Sunday, 9 November 2008

The Web: can it change American policy? Yes it can! Maybe...

Sticking with matters American, it's hilarious how the powerful in politics like to use the web as a tool for open democracy and reform. 

So, we should not be surprised to see that Barack Obama, the President-elect, has launched a website called Change, to enable ordinary Americans keep up to date with what's happening in the new administration. Readers can apply for jobs (as yet unspecified) with the new government, submit ideas, and share their visions for a revived American future. It's a lovely idea, but does anyone really think it will change anything?

Being a normally positive person you might be wondering from where my cynicism on this matter stems? My answer to that is the efforts of Tony Blair's New Labour government to do something very similar, which left me feeling thoroughly underwhelmed. 

When in office Blair had a new Number 10 website created, where visitors could email the PM directly. Except of course, your emails disappeared deep within Whitehall, to be buried and ignored by some civil service apparatchik. I know this because I spent several years getting my students to email the PM and see if anything came out of it. Nothing ever did.

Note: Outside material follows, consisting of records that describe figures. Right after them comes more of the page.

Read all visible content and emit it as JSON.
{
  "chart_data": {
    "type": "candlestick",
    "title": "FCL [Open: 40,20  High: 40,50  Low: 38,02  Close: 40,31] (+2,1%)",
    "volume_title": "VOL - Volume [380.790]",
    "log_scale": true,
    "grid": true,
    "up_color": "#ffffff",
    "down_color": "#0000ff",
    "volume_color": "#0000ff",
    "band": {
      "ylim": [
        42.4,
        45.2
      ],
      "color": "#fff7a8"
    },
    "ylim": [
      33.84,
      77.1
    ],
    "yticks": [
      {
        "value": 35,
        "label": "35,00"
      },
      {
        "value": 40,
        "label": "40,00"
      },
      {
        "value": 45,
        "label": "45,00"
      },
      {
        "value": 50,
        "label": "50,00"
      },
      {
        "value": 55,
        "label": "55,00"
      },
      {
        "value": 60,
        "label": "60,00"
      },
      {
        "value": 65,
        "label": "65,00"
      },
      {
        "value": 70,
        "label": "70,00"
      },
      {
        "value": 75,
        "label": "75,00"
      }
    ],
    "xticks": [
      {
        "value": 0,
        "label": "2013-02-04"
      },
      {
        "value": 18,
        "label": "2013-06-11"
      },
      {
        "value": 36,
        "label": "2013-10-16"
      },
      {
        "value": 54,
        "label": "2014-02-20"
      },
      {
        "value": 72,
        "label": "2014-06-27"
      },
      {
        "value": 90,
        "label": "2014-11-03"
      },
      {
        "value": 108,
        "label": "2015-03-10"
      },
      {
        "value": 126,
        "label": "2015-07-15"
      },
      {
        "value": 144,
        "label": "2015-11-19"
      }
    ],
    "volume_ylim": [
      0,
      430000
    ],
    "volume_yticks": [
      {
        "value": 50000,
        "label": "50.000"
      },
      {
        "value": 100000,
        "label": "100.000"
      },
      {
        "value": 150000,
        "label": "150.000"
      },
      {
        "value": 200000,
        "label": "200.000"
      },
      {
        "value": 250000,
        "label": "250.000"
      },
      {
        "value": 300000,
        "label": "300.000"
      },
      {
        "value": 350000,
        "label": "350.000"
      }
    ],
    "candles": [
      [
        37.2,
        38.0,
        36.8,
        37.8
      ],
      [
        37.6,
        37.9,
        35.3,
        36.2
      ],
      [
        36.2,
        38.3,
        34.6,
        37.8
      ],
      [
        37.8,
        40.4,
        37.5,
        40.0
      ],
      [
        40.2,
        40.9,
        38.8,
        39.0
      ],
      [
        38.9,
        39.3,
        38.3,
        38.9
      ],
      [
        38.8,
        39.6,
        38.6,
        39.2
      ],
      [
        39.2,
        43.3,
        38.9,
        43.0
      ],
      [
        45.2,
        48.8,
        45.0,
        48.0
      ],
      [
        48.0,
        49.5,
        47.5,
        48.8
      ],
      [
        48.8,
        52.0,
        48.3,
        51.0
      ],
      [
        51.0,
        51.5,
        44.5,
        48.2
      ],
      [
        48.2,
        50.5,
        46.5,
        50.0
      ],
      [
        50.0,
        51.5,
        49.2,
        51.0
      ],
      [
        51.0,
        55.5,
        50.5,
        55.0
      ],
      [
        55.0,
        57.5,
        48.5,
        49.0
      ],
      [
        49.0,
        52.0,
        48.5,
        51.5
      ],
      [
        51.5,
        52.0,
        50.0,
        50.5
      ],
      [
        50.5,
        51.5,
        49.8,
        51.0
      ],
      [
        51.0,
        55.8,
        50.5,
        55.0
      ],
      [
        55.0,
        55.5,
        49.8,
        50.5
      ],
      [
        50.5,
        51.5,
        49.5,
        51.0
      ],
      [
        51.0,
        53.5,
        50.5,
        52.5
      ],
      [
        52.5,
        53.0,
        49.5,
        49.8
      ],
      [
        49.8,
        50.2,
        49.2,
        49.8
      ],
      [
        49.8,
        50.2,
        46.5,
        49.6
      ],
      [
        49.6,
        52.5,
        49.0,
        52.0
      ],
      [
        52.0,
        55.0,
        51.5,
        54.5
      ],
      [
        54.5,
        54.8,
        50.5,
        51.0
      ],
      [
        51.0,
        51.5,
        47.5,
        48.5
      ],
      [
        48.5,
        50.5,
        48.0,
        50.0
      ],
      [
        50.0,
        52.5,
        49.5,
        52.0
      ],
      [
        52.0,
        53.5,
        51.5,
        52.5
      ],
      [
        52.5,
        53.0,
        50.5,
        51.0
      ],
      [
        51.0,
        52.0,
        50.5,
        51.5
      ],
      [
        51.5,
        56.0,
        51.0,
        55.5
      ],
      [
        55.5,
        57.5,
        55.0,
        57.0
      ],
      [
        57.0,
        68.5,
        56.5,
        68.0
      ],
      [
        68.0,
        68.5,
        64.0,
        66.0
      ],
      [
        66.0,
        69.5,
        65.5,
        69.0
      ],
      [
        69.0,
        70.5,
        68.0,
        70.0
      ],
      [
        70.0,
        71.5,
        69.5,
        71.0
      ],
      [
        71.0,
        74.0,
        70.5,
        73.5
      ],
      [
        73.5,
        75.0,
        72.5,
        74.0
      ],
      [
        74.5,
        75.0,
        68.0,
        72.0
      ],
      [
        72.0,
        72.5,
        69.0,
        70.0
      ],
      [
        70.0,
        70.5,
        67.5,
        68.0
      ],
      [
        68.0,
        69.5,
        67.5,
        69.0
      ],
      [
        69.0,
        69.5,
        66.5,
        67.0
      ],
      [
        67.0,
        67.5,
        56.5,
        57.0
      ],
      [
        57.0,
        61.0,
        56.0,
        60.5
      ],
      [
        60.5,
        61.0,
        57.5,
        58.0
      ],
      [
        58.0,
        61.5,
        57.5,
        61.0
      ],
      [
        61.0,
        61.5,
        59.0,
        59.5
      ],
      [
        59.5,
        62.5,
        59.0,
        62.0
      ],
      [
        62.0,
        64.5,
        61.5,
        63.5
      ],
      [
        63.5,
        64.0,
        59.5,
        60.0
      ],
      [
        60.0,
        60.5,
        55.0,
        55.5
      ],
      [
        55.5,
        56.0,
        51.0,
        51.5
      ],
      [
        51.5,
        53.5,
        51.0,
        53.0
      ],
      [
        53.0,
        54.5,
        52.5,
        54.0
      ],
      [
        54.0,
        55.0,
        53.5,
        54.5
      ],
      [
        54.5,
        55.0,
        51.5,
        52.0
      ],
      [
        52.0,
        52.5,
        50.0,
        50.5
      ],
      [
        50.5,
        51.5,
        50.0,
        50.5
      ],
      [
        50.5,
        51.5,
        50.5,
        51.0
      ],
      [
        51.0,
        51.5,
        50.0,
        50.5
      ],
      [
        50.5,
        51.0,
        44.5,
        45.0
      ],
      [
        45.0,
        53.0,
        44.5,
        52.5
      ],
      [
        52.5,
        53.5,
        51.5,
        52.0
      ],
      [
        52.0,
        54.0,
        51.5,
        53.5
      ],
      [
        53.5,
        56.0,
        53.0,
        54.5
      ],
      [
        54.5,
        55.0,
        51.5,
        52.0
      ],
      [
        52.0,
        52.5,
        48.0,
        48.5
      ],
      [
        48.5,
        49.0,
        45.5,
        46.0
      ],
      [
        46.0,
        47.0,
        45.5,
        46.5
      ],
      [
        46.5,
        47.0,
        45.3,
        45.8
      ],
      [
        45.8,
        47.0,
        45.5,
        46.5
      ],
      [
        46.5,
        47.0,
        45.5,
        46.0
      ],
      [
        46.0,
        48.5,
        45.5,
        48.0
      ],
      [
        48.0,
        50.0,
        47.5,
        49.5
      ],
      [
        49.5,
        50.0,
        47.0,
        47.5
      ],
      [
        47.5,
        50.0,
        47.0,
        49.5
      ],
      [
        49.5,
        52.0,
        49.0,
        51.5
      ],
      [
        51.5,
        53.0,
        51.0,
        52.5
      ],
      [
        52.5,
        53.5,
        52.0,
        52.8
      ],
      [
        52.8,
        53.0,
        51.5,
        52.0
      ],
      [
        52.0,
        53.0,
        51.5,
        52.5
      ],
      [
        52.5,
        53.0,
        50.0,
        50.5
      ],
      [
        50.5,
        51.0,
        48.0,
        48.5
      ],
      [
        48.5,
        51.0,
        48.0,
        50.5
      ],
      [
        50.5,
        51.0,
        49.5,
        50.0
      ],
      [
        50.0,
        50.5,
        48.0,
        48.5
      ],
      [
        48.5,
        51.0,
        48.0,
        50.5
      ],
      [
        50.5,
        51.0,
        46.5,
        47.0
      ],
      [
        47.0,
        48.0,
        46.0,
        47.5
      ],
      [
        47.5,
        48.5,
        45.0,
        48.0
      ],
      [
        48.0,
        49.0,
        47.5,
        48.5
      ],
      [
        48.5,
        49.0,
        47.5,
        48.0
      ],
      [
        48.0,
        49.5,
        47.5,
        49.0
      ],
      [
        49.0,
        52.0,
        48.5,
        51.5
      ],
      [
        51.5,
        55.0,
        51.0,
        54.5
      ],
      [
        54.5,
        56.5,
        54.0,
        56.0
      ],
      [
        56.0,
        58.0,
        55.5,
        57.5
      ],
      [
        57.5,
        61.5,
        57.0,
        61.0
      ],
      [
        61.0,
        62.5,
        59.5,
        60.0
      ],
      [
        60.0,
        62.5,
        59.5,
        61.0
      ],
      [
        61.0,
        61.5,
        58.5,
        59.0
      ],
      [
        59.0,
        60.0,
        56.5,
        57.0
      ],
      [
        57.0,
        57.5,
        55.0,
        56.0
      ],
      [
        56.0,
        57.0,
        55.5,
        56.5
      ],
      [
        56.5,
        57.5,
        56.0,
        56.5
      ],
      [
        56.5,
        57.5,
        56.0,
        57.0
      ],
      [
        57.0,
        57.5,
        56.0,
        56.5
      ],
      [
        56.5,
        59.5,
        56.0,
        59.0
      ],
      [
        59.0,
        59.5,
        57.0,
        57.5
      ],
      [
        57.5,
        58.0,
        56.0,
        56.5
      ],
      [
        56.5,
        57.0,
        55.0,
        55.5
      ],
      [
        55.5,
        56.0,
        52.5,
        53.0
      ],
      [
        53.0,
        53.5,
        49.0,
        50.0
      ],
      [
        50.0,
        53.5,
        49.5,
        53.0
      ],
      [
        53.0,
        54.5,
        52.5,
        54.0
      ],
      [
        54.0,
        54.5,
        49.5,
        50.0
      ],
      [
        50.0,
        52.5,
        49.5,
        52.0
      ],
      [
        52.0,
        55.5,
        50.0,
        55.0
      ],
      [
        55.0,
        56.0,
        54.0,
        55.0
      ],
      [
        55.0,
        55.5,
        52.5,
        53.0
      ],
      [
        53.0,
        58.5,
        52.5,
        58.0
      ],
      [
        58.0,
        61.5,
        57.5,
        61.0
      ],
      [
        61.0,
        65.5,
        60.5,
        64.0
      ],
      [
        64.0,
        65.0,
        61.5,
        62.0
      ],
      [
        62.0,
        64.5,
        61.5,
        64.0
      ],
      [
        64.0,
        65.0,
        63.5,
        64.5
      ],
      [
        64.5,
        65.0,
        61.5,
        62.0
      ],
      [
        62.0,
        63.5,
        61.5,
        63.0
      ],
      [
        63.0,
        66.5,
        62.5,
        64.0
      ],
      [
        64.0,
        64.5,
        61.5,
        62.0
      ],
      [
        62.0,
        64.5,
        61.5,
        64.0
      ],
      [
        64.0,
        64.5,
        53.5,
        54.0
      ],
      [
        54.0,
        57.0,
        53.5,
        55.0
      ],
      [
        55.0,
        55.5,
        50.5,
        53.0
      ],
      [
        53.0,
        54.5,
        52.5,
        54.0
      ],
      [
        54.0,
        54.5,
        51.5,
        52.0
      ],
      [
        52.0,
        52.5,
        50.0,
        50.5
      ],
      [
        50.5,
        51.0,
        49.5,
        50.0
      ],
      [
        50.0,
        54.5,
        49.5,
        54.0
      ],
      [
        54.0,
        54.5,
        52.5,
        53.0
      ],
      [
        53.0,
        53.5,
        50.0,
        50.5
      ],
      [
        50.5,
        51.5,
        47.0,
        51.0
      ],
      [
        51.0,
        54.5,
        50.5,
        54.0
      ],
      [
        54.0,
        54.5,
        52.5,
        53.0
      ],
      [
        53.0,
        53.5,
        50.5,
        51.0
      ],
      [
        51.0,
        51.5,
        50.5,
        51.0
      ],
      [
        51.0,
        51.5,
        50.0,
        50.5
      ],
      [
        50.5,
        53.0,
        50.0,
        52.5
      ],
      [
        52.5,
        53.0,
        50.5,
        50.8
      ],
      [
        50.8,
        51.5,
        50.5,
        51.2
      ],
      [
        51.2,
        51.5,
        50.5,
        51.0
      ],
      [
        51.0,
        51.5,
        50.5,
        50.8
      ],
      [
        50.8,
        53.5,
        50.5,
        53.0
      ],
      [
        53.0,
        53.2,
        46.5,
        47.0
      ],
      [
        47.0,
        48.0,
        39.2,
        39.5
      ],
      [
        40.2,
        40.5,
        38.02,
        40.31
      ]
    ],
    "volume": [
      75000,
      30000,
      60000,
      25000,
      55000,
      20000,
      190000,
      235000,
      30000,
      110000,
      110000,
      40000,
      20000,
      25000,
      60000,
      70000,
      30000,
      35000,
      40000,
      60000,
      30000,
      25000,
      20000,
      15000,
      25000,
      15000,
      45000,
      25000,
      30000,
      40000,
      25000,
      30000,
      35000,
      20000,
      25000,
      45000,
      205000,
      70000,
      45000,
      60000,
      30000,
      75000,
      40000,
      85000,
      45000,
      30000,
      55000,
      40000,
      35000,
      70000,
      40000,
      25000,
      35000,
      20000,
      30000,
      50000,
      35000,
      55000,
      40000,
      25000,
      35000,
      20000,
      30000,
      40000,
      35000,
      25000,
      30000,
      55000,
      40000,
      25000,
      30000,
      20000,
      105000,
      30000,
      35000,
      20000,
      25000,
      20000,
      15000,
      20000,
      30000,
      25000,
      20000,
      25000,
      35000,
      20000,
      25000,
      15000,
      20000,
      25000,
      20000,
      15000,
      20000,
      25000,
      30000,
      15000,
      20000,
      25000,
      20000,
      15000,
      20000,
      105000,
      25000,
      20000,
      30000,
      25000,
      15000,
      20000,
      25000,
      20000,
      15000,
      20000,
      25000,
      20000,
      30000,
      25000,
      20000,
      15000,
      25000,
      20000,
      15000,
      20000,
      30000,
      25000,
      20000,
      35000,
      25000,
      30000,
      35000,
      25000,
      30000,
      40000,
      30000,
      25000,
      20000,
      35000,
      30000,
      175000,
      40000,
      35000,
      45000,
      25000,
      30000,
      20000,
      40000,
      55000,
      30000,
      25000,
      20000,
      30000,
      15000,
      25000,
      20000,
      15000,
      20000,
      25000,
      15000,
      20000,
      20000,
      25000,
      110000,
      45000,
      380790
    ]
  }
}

Having an open government that's transparent is a wonderful ideal and should be applauded, but I think we all know that the real decisions get made behind closed doors. After all, if we wanted a real democracy we'd go back to the Athenian model ( see the following video link for more) where everybody had an active say. However, most of us have better things to do and appreciate being able to vote for someone who we'll spend the next four years slating, when things go wrong. Passing the buck and handing out fault. Ah, the joys of living in a free and wired world.